Siew Ping, still as lovely, beautiful and alluring as ever despite being in her late 50s, set the ball rolling when she asked me, “Raj, still remember much about Sibu? You’ve been in Kuching for the last 35 years … how’s your conversational Foochow now? Guess you must’ve forgotten much of Sibu now?”
“Ngui xi Shiwu neng (I am a Sibu boy), so I haven’t forgotten and will never forget about my hometown,” I said.
Sibu holds memorable moments for me and my family. After dad, a Post & Telegraph (P&T) — now Telekom Malaysia — employee, who spent half of his life working in Sibu, passed on a decade ago, mum, my three sisters and I uprooted ourselves and moved to Kuching in the 80s.
Anyway, let’s get back to our topic on Sibu.
What’s so special about Sibu? I find the town has its own specialty — the food in particular, the people and the surroundings.
Sibu is very famous for its kampua mee and kompia (unleavened bread), which are Foochow specialties. Whenever I get the opportunity to return to this onetime timber-rich town, I will make a beeline for a particular kopitiam in Rejang Park, one of the first housing estates in the town, where dad bought a terraced double-storey house in the late 1970s for a giveaway RM28,000. We let the unit go for RM200,000 in the early 90s before we moved to the capital.
Though infamously known as the ‘Cowboy Town’ back then due to the nature of ‘lawlessness’ and frequent triad activities, the Third Division of Sibu was the commercial hub of Sarawak with thriving timber activities. It had the greatest number of multi-millionaires in the state.
The Foochows are a hardworking community and you won’t go wrong if you say that Sibu is what it is today because of this very clannish people who are very prudent. Their philosophy is: always save for a rainy day.
Their emphasis on education is legendary. They made sure that each and every child is given the best education. It was therefore not surprising to see many Foochow children going overseas, especially to Australia, New Zealand and Great Britain for their tertiary education.
And when they returned it was their sacred duty to find decent jobs and finance their siblings’ education.

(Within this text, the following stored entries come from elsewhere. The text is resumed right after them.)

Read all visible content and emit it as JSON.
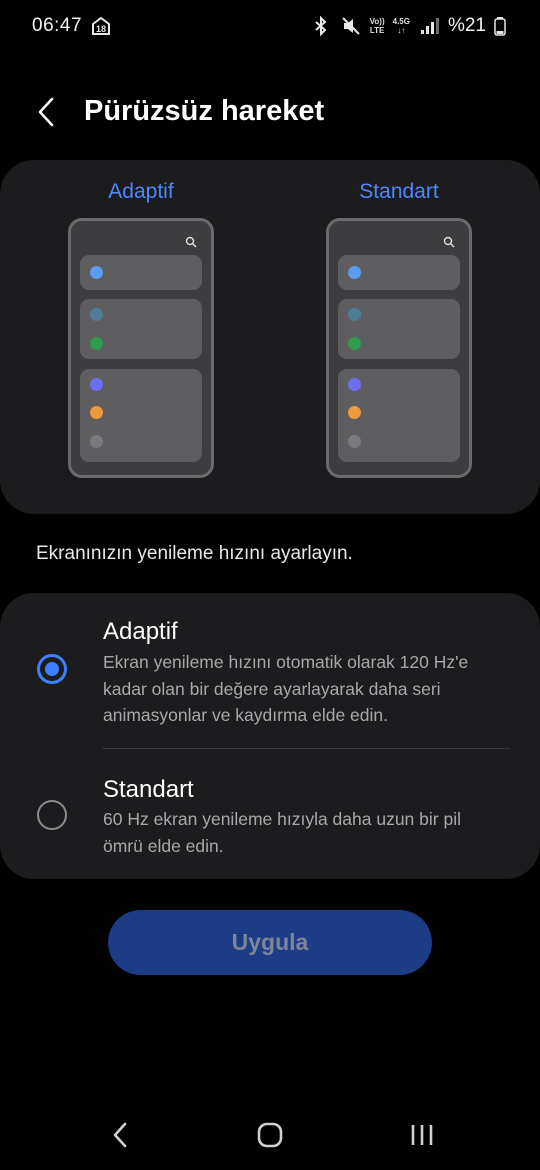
{
  "status_bar": {
    "time": "06:47",
    "notification_badge": "18",
    "volte_top": "Vo))",
    "volte_bottom": "LTE",
    "network_top": "4.5G",
    "network_bottom": "↓↑",
    "battery": "%21",
    "icons": [
      "calendar-icon",
      "bluetooth-icon",
      "mute-icon",
      "volte-icon",
      "signal-icon",
      "battery-icon"
    ]
  },
  "header": {
    "title": "Pürüzsüz hareket",
    "back_icon": "chevron-left-icon"
  },
  "preview": {
    "left_label": "Adaptif",
    "right_label": "Standart",
    "dot_colors": [
      "#5b9cf0",
      "#4f7d97",
      "#2f9a4e",
      "#6e6ff0",
      "#eb9a3d",
      "#7a7a7c"
    ]
  },
  "description": "Ekranınızın yenileme hızını ayarlayın.",
  "options": [
    {
      "title": "Adaptif",
      "description": "Ekran yenileme hızını otomatik olarak 120 Hz'e kadar olan bir değere ayarlayarak daha seri animasyonlar ve kaydırma elde edin.",
      "selected": true
    },
    {
      "title": "Standart",
      "description": "60 Hz ekran yenileme hızıyla daha uzun bir pil ömrü elde edin.",
      "selected": false
    }
  ],
  "apply_button": {
    "label": "Uygula"
  },
  "nav_bar": {
    "icons": [
      "back-icon",
      "home-icon",
      "recents-icon"
    ]
  },
  "colors": {
    "accent": "#3e80ff",
    "label_blue": "#4f86ff",
    "card_bg": "#1c1c1e",
    "button_bg": "#1c3c85"
  }
}
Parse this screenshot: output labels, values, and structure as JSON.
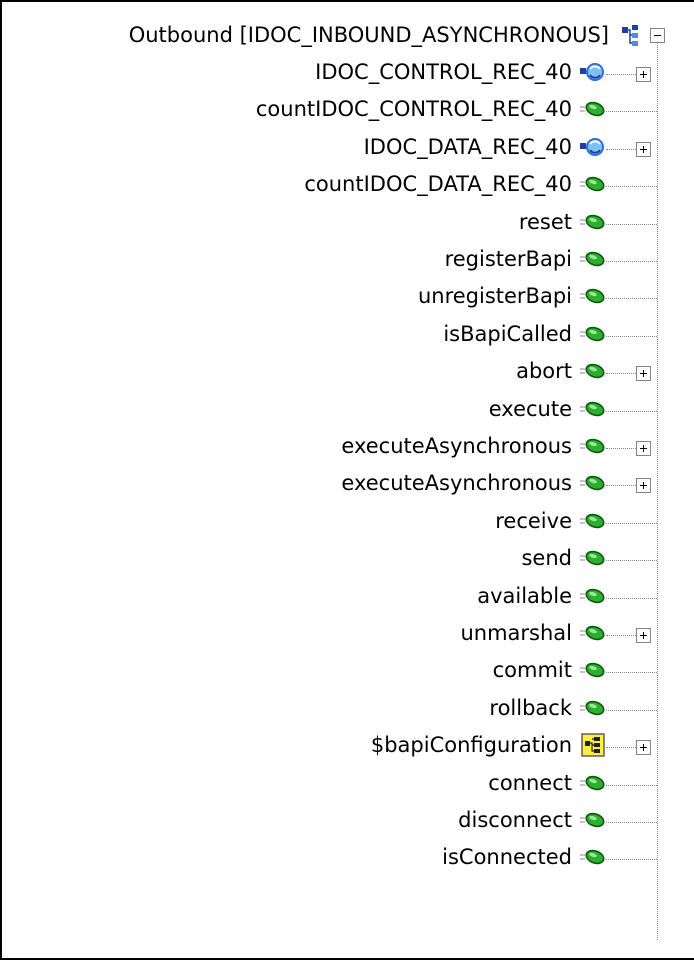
{
  "root": {
    "label": "Outbound [IDOC_INBOUND_ASYNCHRONOUS]",
    "icon": "class-structure-icon",
    "expanded": true
  },
  "items": [
    {
      "label": "IDOC_CONTROL_REC_40",
      "icon": "record-field-icon",
      "expandable": true
    },
    {
      "label": "countIDOC_CONTROL_REC_40",
      "icon": "method-icon",
      "expandable": false
    },
    {
      "label": "IDOC_DATA_REC_40",
      "icon": "record-field-icon",
      "expandable": true
    },
    {
      "label": "countIDOC_DATA_REC_40",
      "icon": "method-icon",
      "expandable": false
    },
    {
      "label": "reset",
      "icon": "method-icon",
      "expandable": false
    },
    {
      "label": "registerBapi",
      "icon": "method-icon",
      "expandable": false
    },
    {
      "label": "unregisterBapi",
      "icon": "method-icon",
      "expandable": false
    },
    {
      "label": "isBapiCalled",
      "icon": "method-icon",
      "expandable": false
    },
    {
      "label": "abort",
      "icon": "method-icon",
      "expandable": true
    },
    {
      "label": "execute",
      "icon": "method-icon",
      "expandable": false
    },
    {
      "label": "executeAsynchronous",
      "icon": "method-icon",
      "expandable": true
    },
    {
      "label": "executeAsynchronous",
      "icon": "method-icon",
      "expandable": true
    },
    {
      "label": "receive",
      "icon": "method-icon",
      "expandable": false
    },
    {
      "label": "send",
      "icon": "method-icon",
      "expandable": false
    },
    {
      "label": "available",
      "icon": "method-icon",
      "expandable": false
    },
    {
      "label": "unmarshal",
      "icon": "method-icon",
      "expandable": true
    },
    {
      "label": "commit",
      "icon": "method-icon",
      "expandable": false
    },
    {
      "label": "rollback",
      "icon": "method-icon",
      "expandable": false
    },
    {
      "label": "$bapiConfiguration",
      "icon": "structure-icon",
      "expandable": true
    },
    {
      "label": "connect",
      "icon": "method-icon",
      "expandable": false
    },
    {
      "label": "disconnect",
      "icon": "method-icon",
      "expandable": false
    },
    {
      "label": "isConnected",
      "icon": "method-icon",
      "expandable": false
    }
  ],
  "colors": {
    "method_green": "#2eae2e",
    "record_blue": "#2f6fd6",
    "structure_yellow": "#ffee44"
  }
}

I remember we had a Foochow washerwoman who worked in several households in the 60s so that she could finance her son who was doing accountancy in Melbourne. The dutiful son returned and saved enough money to acquire a bungalow for his mother.
My family has the Foochows to thank for. They inspired us in so many ways, notably in the fields of education and business.
I adopted their work attitude, which is: work hard now and enjoy life later. But somehow that philosophy didn’t work for me. I worked hard then, in fact very hard, but now years later I am still working hard as a journalist. I don’t think I have time to enjoy life. It’s not the money I am after. I am simply married to my job; just say I am addicted to my work.
Another thing which I remember about Sibu is that it’s the town that brought down its deputy chief minister, Datuk Patinggi Tan Sri Datuk Amar Dr Wong Soon Kai, a Foochow. The Foochows in Bukit Assek, apparently unhappy with him over the town’s lack of development, abandoned him and voted for DAP’s Wong Ho Leng in the 1996 state election.
Never ‘play play’ with the Foochows; if they are not pleased with their leaders, they will show it in the most unexpected way.
That’s Sibu people. Mess with them and you won’t know what hit you.